Tuesday, February 3, 2009

Daniel Fast - Take Two: Obedience or Submission

Most of you know that this is our church's second year to do the Daniel Fast.

I think it is safe to say that across the board, it is more difficult this year.

I texted a friend the other day to say that I believe it is harder this year because we already know how difficult it is. Last year there was excitement and the unknown. This year there is dread and more dread.

I have pondered all of this and questioned my spirituality. The truth is - sacrifice isn't sacrifice unless it hurts.

And.... I am even unable to do the complete fast because I am having issues with my blood sugar. I am cutting out things though that I REALLY REALLY don't like going without.

But my thoughts tonight are not on "my" sacrifice, or even on "my" desires.

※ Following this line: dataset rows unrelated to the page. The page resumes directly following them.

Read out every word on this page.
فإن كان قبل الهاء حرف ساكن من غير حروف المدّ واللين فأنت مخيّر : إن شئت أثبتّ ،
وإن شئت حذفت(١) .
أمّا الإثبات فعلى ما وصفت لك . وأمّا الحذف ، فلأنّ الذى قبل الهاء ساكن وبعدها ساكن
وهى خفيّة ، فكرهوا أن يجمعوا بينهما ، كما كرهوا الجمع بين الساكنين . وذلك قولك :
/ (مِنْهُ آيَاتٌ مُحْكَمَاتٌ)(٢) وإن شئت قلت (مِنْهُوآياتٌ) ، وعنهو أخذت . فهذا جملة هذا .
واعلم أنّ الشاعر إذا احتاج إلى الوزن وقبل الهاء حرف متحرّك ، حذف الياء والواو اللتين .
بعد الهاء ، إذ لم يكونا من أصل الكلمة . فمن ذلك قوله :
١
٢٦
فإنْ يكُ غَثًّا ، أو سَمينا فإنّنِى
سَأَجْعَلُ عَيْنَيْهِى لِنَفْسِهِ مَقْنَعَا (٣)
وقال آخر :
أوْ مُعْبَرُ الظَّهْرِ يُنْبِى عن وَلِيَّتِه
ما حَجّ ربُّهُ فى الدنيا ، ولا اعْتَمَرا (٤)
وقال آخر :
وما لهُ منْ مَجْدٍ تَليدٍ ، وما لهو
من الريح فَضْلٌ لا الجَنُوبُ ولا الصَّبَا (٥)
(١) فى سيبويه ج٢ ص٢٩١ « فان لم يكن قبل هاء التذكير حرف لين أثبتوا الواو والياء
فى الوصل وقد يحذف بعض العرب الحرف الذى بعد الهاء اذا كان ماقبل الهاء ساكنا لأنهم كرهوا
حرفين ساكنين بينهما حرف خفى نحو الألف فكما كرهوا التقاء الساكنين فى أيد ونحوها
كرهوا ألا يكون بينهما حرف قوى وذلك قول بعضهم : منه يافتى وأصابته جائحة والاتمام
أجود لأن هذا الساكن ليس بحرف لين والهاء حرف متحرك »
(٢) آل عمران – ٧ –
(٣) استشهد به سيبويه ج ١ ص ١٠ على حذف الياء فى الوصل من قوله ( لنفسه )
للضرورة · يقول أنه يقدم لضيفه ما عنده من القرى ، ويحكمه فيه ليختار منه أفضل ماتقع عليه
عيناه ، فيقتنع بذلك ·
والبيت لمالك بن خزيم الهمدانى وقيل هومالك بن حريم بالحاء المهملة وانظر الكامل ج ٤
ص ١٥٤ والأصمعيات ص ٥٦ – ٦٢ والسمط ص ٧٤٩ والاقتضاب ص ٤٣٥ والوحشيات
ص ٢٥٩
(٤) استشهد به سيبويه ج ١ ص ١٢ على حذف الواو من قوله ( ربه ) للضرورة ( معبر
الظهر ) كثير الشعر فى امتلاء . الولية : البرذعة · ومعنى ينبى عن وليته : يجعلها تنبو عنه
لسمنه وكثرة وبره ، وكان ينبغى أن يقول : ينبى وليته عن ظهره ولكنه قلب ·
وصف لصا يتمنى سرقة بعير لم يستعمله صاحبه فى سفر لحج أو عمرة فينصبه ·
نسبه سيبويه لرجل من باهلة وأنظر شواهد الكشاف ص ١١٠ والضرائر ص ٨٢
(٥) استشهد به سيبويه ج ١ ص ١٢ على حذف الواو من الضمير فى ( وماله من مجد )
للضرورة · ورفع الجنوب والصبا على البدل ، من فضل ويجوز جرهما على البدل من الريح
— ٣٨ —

My thoughts, my introspection tonight is on my lack of submission.

You see, I have obedience, but at the moment I don't have submission.
I am being brutally honest.

I don't WANT to give up diet coke.
Today, I gave up diet coke only because I feel bad that I am not doing the complete fast.
I am sick of drinking water.
I don't like water.
And, I have battled a negative attitude about it all day.

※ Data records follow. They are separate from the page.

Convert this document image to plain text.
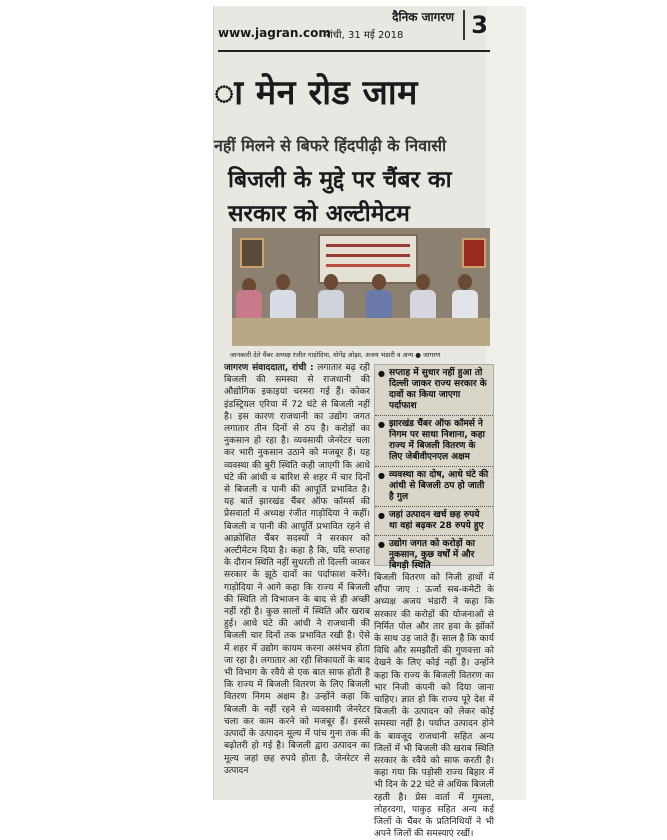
दैनिक जागरण
www.jagran.com
रांची, 31 मई 2018	3
ा मेन रोड जाम
नहीं मिलने से बिफरे हिंदपीढ़ी के निवासी
बिजली के मुद्दे पर चैंबर का
सरकार को अल्टीमेटम
जानकारी देते चैंबर अध्यक्ष रंजीत गाड़ोदिया, योगेंद्र ओझा, अजय भंडारी व अन्य ● जागरण
जागरण संवाददाता, रांची : लगातार बढ़ रही बिजली की समस्या से राजधानी की औद्योगिक इकाइयां चरमरा गई हैं। कोकर इंडस्ट्रियल एरिया में 72 घंटे से बिजली नहीं है। इस कारण राजधानी का उद्योग जगत लगातार तीन दिनों से ठप है। करोड़ों का नुकसान हो रहा है। व्यवसायी जेनरेटर चला कर भारी नुकसान उठाने को मजबूर हैं। यह व्यवस्था की बुरी स्थिति कही जाएगी कि आधे घंटे की आंधी व बारिश से शहर में चार दिनों से बिजली व पानी की आपूर्ति प्रभावित है। यह बातें झारखंड चैंबर ऑफ कॉमर्स की प्रेसवार्ता में अध्यक्ष रंजीत गाड़ोदिया ने कहीं। बिजली व पानी की आपूर्ति प्रभावित रहने से आक्रोशित चैंबर सदस्यों ने सरकार को अल्टीमेटम दिया है। कहा है कि, यदि सप्ताह के दौरान स्थिति नहीं सुधरती तो दिल्ली जाकर सरकार के झूठे दावों का पर्दाफाश करेंगे। गाड़ोदिया ने आगे कहा कि राज्य में बिजली की स्थिति तो विभाजन के बाद से ही अच्छी नहीं रही है। कुछ सालों में स्थिति और खराब हुई। आधे घंटे की आंधी ने राजधानी की बिजली चार दिनों तक प्रभावित रखी है। ऐसे में शहर में उद्योग कायम करना असंभव होता जा रहा है। लगातार आ रही शिकायतों के बाद भी विभाग के रवैये से एक बात साफ होती है कि राज्य में बिजली वितरण के लिए बिजली वितरण निगम अक्षम है। उन्होंने कहा कि बिजली के नहीं रहने से व्यवसायी जेनरेटर चला कर काम करने को मजबूर हैं। इससे उत्पादों के उत्पादन मूल्य में पांच गुना तक की बढ़ोतरी हो गई है। बिजली द्वारा उत्पादन का मूल्य जहां छह रुपये होता है, जेनरेटर से उत्पादन
● सप्ताह में सुधार नहीं हुआ तो दिल्ली जाकर राज्य सरकार के दावों का किया जाएगा पर्दाफाश
● झारखंड चैंबर ऑफ कॉमर्स ने निगम पर साधा निशाना, कहा राज्य में बिजली वितरण के लिए जेबीवीएनएल अक्षम
● व्यवस्था का दोष, आधे घंटे की आंधी से बिजली ठप हो जाती है गुल
● जहां उत्पादन खर्च छह रुपये था वहां बढ़कर 28 रुपये हुए
● उद्योग जगत को करोड़ों का नुकसान, कुछ वर्षों में और बिगड़ी स्थिति
बिजली वितरण को निजी हाथों में सौंपा जाए : ऊर्जा सब-कमेटी के अध्यक्ष अजय भंडारी ने कहा कि सरकार की करोड़ों की योजनाओं से निर्मित पोल और तार हवा के झोंकों के साथ उड़ जाते हैं। साल है कि कार्य विधि और समझौतों की गुणवत्ता को देखने के लिए कोई नहीं है। उन्होंने कहा कि राज्य के बिजली वितरण का भार निजी कंपनी को दिया जाना चाहिए। ज्ञात हो कि राज्य पूरे देश में बिजली के उत्पादन को लेकर कोई समस्या नहीं है। पर्याप्त उत्पादन होने के बावजूद राजधानी सहित अन्य जिलों में भी बिजली की खराब स्थिति सरकार के रवैये को साफ करती है। कहा गया कि पड़ोसी राज्य बिहार में भी दिन के 22 घंटे से अधिक बिजली रहती है। प्रेस वार्ता में गुमला, लोहरदगा, पाकुड़ सहित अन्य कई जिलों के चैंबर के प्रतिनिधियों ने भी अपने जिलों की समस्याएं रखीं।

Again, I am just being brutally honest.
Now, the shallowness of my spirituality is screaming through this blog.
I will wake up tomorrow morning and read this and think, "Yikes!!! Did I really put that on the web for the world to see?" Then I will remind myself, that I should be more worried what HE thinks...... He already sees these issues in my soul.


What do I want more?
Diet Coke or a more passionate relationship with Christ?

What do I want more?
Diet Coke or my friends' unsaved children returning to Christ?

What do I want more?
Diet Coke or miracles of healing for my family?

What do I want more?
Diet Coke or a financial miracle for our church to be on our new land?

When I type it like that, put it in black and white, I feel ashamed.
So, in my heart of hearts, I want the spiritual things.
But in my physical being, I still want a diet coke.

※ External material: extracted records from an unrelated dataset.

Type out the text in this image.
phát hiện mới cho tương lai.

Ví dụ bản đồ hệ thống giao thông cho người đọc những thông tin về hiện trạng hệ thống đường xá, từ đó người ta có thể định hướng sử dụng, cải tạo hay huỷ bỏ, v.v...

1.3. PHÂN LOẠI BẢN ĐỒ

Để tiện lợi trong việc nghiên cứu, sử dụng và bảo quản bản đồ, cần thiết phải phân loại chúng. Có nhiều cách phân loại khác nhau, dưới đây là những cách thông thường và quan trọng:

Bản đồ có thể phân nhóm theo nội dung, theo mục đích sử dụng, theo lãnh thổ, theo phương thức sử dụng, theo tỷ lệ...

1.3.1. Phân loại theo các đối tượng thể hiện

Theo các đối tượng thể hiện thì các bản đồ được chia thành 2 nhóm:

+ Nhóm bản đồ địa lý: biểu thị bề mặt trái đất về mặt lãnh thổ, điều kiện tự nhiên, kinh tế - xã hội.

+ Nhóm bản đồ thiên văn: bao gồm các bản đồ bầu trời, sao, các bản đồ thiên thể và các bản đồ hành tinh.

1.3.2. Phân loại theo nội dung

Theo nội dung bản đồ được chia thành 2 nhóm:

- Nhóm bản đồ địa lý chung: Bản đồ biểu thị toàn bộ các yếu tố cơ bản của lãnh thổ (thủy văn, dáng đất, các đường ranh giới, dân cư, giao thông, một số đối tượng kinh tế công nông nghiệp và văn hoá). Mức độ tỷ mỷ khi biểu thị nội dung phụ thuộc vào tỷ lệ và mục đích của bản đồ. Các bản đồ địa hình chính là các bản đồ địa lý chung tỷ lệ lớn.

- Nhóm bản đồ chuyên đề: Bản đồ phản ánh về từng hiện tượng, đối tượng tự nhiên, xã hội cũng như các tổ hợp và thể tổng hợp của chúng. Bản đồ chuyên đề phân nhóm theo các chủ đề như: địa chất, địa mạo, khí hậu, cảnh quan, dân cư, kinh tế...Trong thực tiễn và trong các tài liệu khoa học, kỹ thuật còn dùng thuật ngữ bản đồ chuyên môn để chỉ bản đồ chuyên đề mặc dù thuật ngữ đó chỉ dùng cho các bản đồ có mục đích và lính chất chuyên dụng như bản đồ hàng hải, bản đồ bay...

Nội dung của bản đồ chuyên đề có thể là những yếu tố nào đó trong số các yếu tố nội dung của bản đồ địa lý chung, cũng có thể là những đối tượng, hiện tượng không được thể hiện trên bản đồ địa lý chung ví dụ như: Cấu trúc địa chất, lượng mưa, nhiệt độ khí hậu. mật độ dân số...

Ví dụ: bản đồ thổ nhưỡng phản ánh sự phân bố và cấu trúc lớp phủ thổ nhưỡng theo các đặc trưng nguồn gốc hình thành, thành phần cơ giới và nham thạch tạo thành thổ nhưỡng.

I guess I am getting at the whole point of a fast- doing without something-
Letting that carnal, fleshly side of our lives die so that the spiritual side has more voice, more influence, more strength!

I spent more time in prayer today. I knelt at my bed and shared my feelings with my Savior.
I didn't hear the "Well done my good and faithful servant", but I did feel His encouragement and strength.

I didn't drink a diet coke.
Sacrifice isn't fun.

But a cleansed, victorious spirit is refreshing.
I want THAT more than a Diet Coke.

I want HIM more than a Diet Coke.

I want a heart that pleases HIM more than a Diet Coke.

I want to want what He wants MORE than a Diet Coke.

So with that, I think I am beginning to move from obedience to submission
- just beginning.


blessings to each of you and you consider your life of obedience or submission.....
dorinda

2 comments:

LAURIE said...

It is much more difficult this time for us also, mainly because we are all on such different schedules and cooking is nearly impossible. We decided that this time, the best sacrificial committment we could make is to be more committed to prayer as a family. Therefore, because of health or other reasons, we are only fasting our evening meal and during that time we shut the world off and spend a great deal of time pouring our hearts over a family devo and going into a time of praying for others. This time of family praying has been awesome!! It is difficult to give up those carnal things...tonight there was a show on tv that Jordan really really wanted to watch and Clayton was really really tired and needed a nap before he went to work ... and the enemy almost got his way. But I was determined to not be defeated and we had our family devo and our prayer time and it was absolutely great!

God sees our heart and sees the sacrifice whether we fast one meal or two or just a diet coke.

You can make it Dorinda!!
love, Laurie

Beth in NC said...

I've done this fast before, so I can identify. Soft drinks aren't an issue for me, but CHOCOLATE.

I pray your desire for diet Coke will decrease each day as you continue to choose the Lord over your own desires. Our flesh certainly screams out when deprived doesn't it?

I have my own desires that scream out each day. Trust me. :-/

Thank you for sharing Dorinda. You are a beautiful example to so many!